Polk County Sheriff Grady Judd is launching a partnership with Florida Polytechnic University to combat cybercrime by researching and using artificial intelligence. Photo by Polk County Sheriff's Facebook page for WMNF News (2024).

The Polk County Sheriff’s Office is partnering with Florida Polytechnic University for a new initiative to beef up the fight against cybercrimes. 

Sheriff Grady Judd called the new program Sheriff’s Artificial Intelligence Laboratory, or SAIL.

A video of Elon Musk praising the project was played during a press conference on Friday.

Except Judd said there was one problem with Musk’s video.

“Not one frame of that video is real. It’s fake,” he said. “It’s all created with A.I., and we must be able to tell the difference.”

The new A.I. unit will develop and research new tools, and use A.I.-created algorithms to hold criminals accountable.

Judd said a sheriff’s deputy with a background in computer coding will lead the initiative. Florida Poly students and researchers will work with the department to develop new tools and help solve cases.

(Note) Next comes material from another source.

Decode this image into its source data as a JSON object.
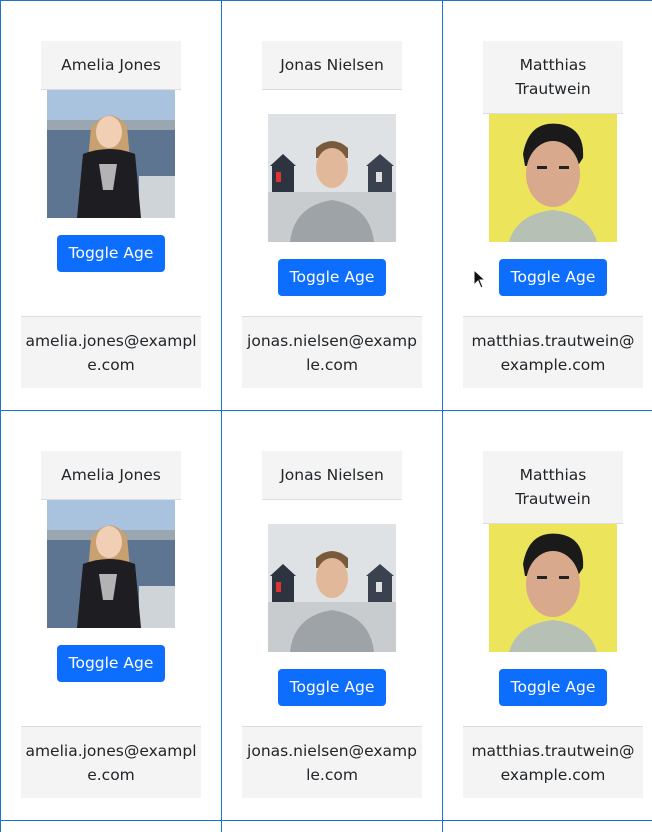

 The sheriff said SAIL will help protect the public against the evils of A.I. 

“It is not only an investigative unit. It is a holistic unit dedicated to visioning, discovery, and creativity,” he said. “Its purpose is to use what we learn to keep the community safe. A.I. is the next uncharted universe.”

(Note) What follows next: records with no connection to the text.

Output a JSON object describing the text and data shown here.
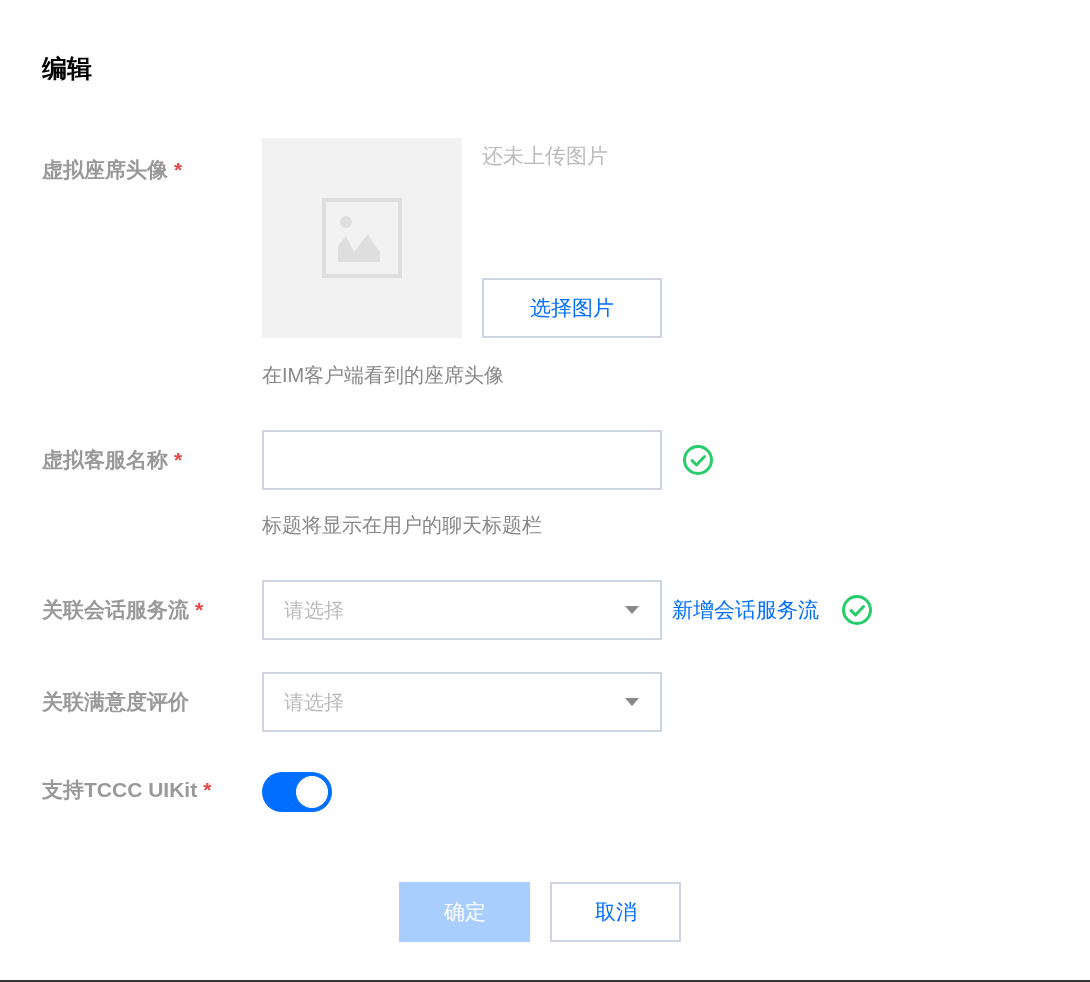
{
  "dialog": {
    "title": "编辑"
  },
  "fields": [
    {
      "kind": "upload",
      "label": "虚拟座席头像",
      "required_mark": "*",
      "status": "还未上传图片",
      "button": "选择图片",
      "hint": "在IM客户端看到的座席头像"
    },
    {
      "kind": "text",
      "label": "虚拟客服名称",
      "required_mark": "*",
      "valid": true,
      "hint": "标题将显示在用户的聊天标题栏"
    },
    {
      "kind": "select",
      "label": "关联会话服务流",
      "required_mark": "*",
      "placeholder": "请选择",
      "link": "新增会话服务流",
      "valid": true
    },
    {
      "kind": "select",
      "label": "关联满意度评价",
      "placeholder": "请选择"
    },
    {
      "kind": "toggle",
      "label": "支持TCCC UIKit",
      "required_mark": "*",
      "on": true
    }
  ],
  "footer": {
    "buttons": [
      {
        "label": "确定",
        "kind": "primary",
        "disabled": true
      },
      {
        "label": "取消",
        "kind": "secondary",
        "disabled": false
      }
    ]
  }
}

Years of police records will be uploaded to help create the data sets and make connections. But Judd said there will be human oversight in the program so there are no biased data sets. 

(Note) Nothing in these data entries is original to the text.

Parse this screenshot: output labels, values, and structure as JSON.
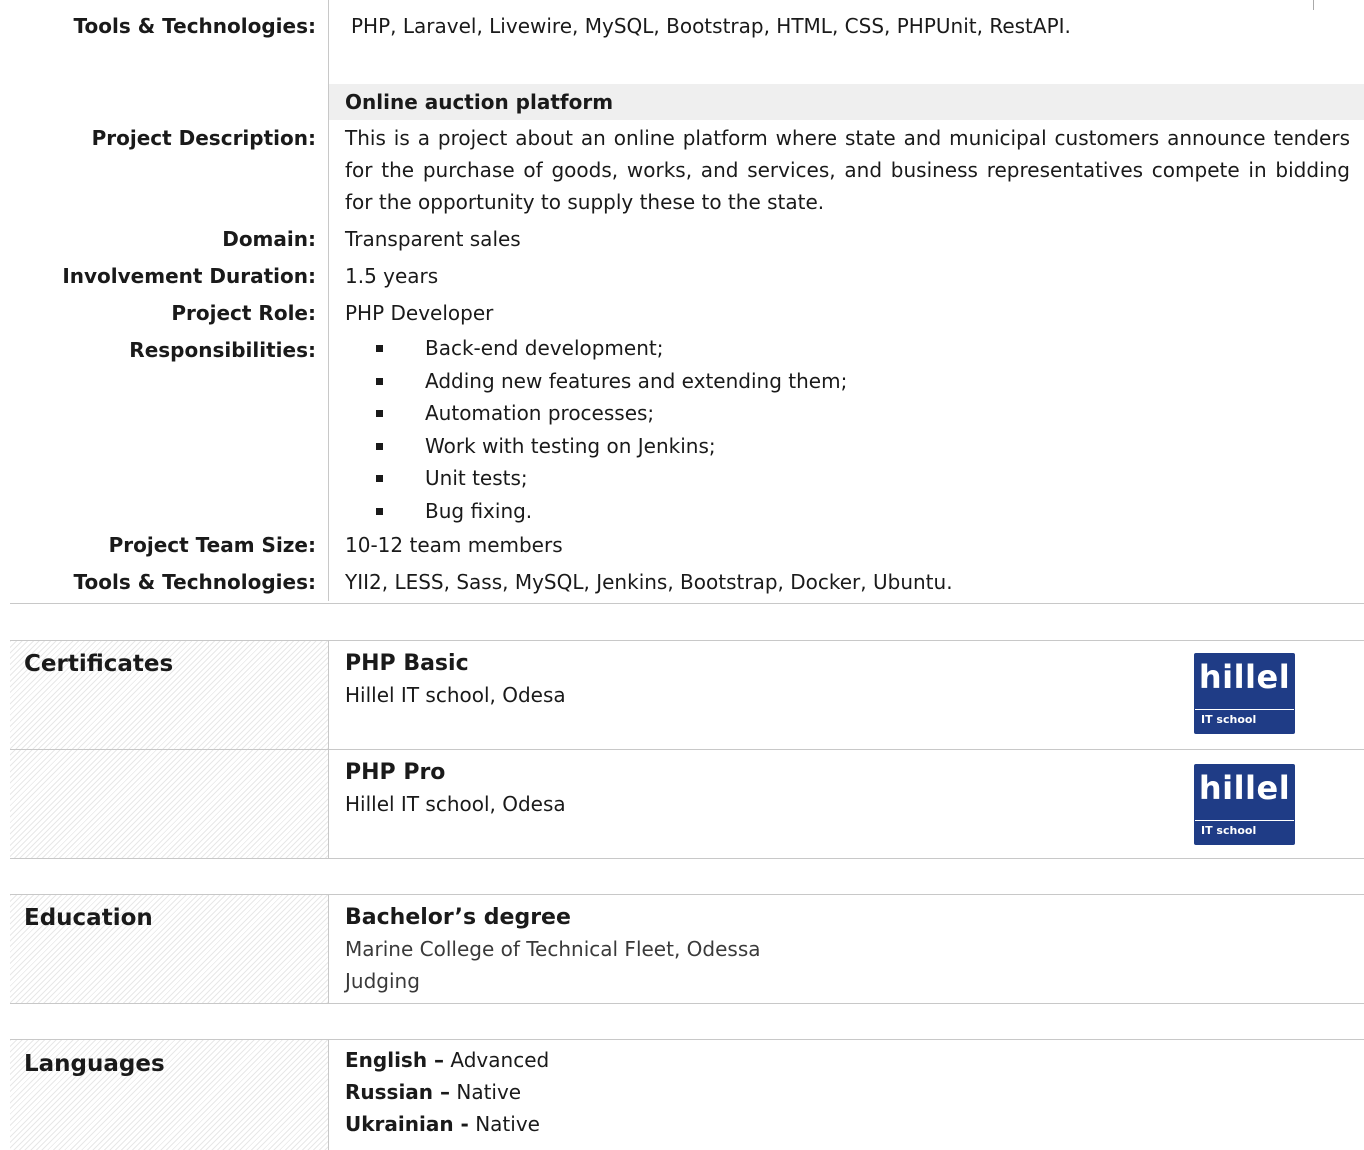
{
  "project_top": {
    "tools_label": "Tools & Technologies:",
    "tools_value": "PHP, Laravel, Livewire, MySQL, Bootstrap, HTML, CSS, PHPUnit, RestAPI."
  },
  "project": {
    "title": "Online auction platform",
    "description_label": "Project Description:",
    "description": "This is a project about an online platform where state and municipal customers announce tenders for the purchase of goods, works, and services, and business representatives compete in bidding for the opportunity to supply these to the state.",
    "domain_label": "Domain:",
    "domain": "Transparent sales",
    "duration_label": "Involvement Duration:",
    "duration": "1.5 years",
    "role_label": "Project Role:",
    "role": "PHP Developer",
    "responsibilities_label": "Responsibilities:",
    "responsibilities": [
      "Back-end development;",
      "Adding new features and extending them;",
      "Automation processes;",
      "Work with testing on Jenkins;",
      "Unit tests;",
      "Bug fixing."
    ],
    "team_label": "Project Team Size:",
    "team": "10-12 team members",
    "tools_label": "Tools & Technologies:",
    "tools": "YII2, LESS, Sass, MySQL, Jenkins, Bootstrap, Docker, Ubuntu."
  },
  "certificates": {
    "heading": "Certificates",
    "items": [
      {
        "title": "PHP Basic",
        "issuer": "Hillel IT school, Odesa",
        "logo_word": "hillel",
        "logo_sub": "IT school"
      },
      {
        "title": "PHP Pro",
        "issuer": "Hillel IT school, Odesa",
        "logo_word": "hillel",
        "logo_sub": "IT school"
      }
    ],
    "logo_color": "#1f3c86"
  },
  "education": {
    "heading": "Education",
    "degree": "Bachelor’s degree",
    "institution": "Marine College of Technical Fleet, Odessa",
    "field": "Judging"
  },
  "languages": {
    "heading": "Languages",
    "items": [
      {
        "name": "English –",
        "level": "Advanced"
      },
      {
        "name": "Russian –",
        "level": "Native"
      },
      {
        "name": "Ukrainian -",
        "level": "Native"
      }
    ]
  }
}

The sheriff said SAIL will not be expensive, since they already have the computers. But he added, “Even if it were, what’s your life worth?” 

Florida Poly President Dr. Randy K. Avent also spoke during the press conference.

“It’s crucial that we develop and implement robust methods to combat these threats because the A.I. crime of tomorrow will be even bigger than the cybercrime of today,” he said.

Avent said the collaboration will come up with examples of how the fast-moving technology can be used.

“I’ll guarantee you, a year from now, we’ll come back and there will be 20%, 30% more than we’d never in a million years thought, of ways that (A.I.) is being used,” Avent said.

The program is the first of its kind nationwide, according to Judd.